Besides, if God has enough confidence in me to trust me with these three little souls, then I must have what I need to be their mother. Maybe I don't have it together at every moment, but I'm a work in progress, too. As my children are growing into themselves, I'm growing as their mother. I'm not perfect and never will be, but I am the perfect mother for them.

And so, I decided to forgive myself my trespasses today and try again tomorrow. I don't have tantrums every day, thankfully. And while this isn't an episode I'm particularly proud of, I'm happy that talking about it with my wise friend helped me to realize that there are countless things that I do very well, even amazingly well, even better than any other mom could do them, and that my three were entrusted to me for a reason.

To those of you on the journey with me, allow yourself a little grace next time you slip up. And remember that if you throw a whole roll of paper towels, they will fly, hit the wall, and unroll...and although you will probably be the one that has to roll them back up, it won't be the end of the world.


Thursday, February 2, 2012

Sunshine blowers

There should be some rules about trying to cheer people up, particularly sleep-deprived mothers of young children. Suggested activities and phrases follow below for those who might feel challenged in this area.

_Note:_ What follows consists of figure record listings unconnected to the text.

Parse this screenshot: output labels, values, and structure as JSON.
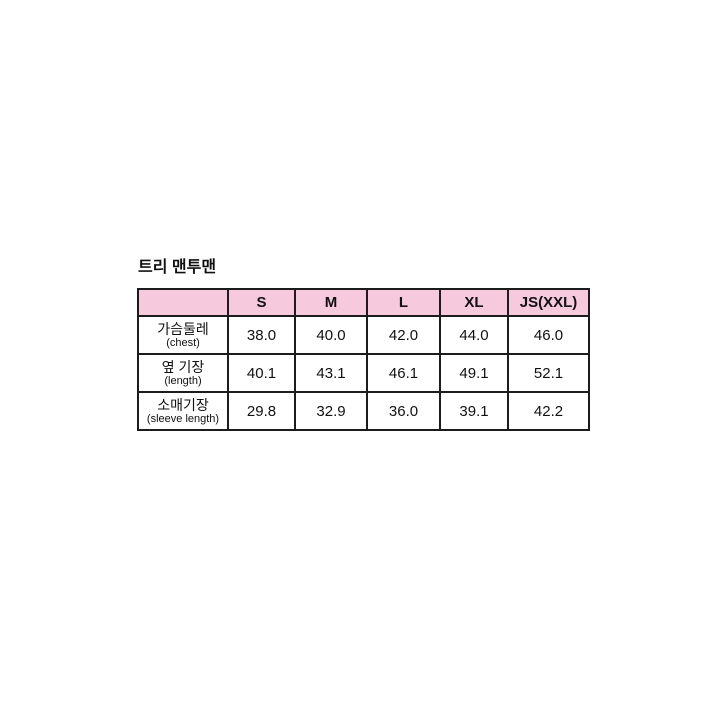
{
  "title": "트리 맨투맨",
  "colors": {
    "header_bg": "#f6c9dd",
    "border": "#1c1c1c",
    "text": "#111111",
    "page_bg": "#ffffff"
  },
  "table": {
    "header": [
      "",
      "S",
      "M",
      "L",
      "XL",
      "JS(XXL)"
    ],
    "rows": [
      {
        "label": "가슴둘레",
        "sublabel": "(chest)",
        "values": [
          "38.0",
          "40.0",
          "42.0",
          "44.0",
          "46.0"
        ]
      },
      {
        "label": "옆 기장",
        "sublabel": "(length)",
        "values": [
          "40.1",
          "43.1",
          "46.1",
          "49.1",
          "52.1"
        ]
      },
      {
        "label": "소매기장",
        "sublabel": "(sleeve length)",
        "values": [
          "29.8",
          "32.9",
          "36.0",
          "39.1",
          "42.2"
        ]
      }
    ]
  },
  "chart_data": {
    "type": "table",
    "title": "트리 맨투맨",
    "columns": [
      "S",
      "M",
      "L",
      "XL",
      "JS(XXL)"
    ],
    "row_labels": [
      "가슴둘레 (chest)",
      "옆 기장 (length)",
      "소매기장 (sleeve length)"
    ],
    "series": [
      {
        "name": "가슴둘레 (chest)",
        "values": [
          38.0,
          40.0,
          42.0,
          44.0,
          46.0
        ]
      },
      {
        "name": "옆 기장 (length)",
        "values": [
          40.1,
          43.1,
          46.1,
          49.1,
          52.1
        ]
      },
      {
        "name": "소매기장 (sleeve length)",
        "values": [
          29.8,
          32.9,
          36.0,
          39.1,
          42.2
        ]
      }
    ],
    "layout_hints": {
      "header_fill": "#f6c9dd",
      "grid": true
    }
  }
}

If someone is having a rough day, here are some helpful things to do:

1. Bring her lunch. Better yet, bring her lunch and dinner. And a craft activity to do with her three-year-old. 
2. Bring her a donut from 7-11 that is shaped like a heart. And a diet coke.
3. Offer to take over with the children so she can get a break and change out of her pajamas, which she is still wearing at 2:00 in the afternoon.
4. Do nothing, but say something sympathetic, like "Oh, wow, that's rough...so sorry you're dealing with that!"

Here are some unhelpful ideas. If this sounds like what you were planning to do the next time your friend has a rough day, please consider trying something from the list above instead.

1. Say, "Oh, it isn't that bad. Just change your attitude and it will get better. Turn that frown upside down!"
2. Say, "Oh, man, I had it so much worse than you do, and here's my lame story about how hard my day was."
3. Say, "I'll pray for you...and, by the way, here's why my day is much worse than yours."
4. Reference the fact that she waited a long time to have children and tell her she should be grateful.
5. Tell her you think she complains too much.
6. Suggest that she take a nap or exercise to lift her mood (without offering to help watch the crying children so she can do those things).
7. Tell her you'd help, but you have so many other things to do, like yoga class, a run in the park, a pedicure, a quiet dinner with your husband, and shopping for new shoes.

Just some food for thought on this Beautiful, Sunny Thursday. And now, I'm off make my best effort to comfort the inconsolable ones.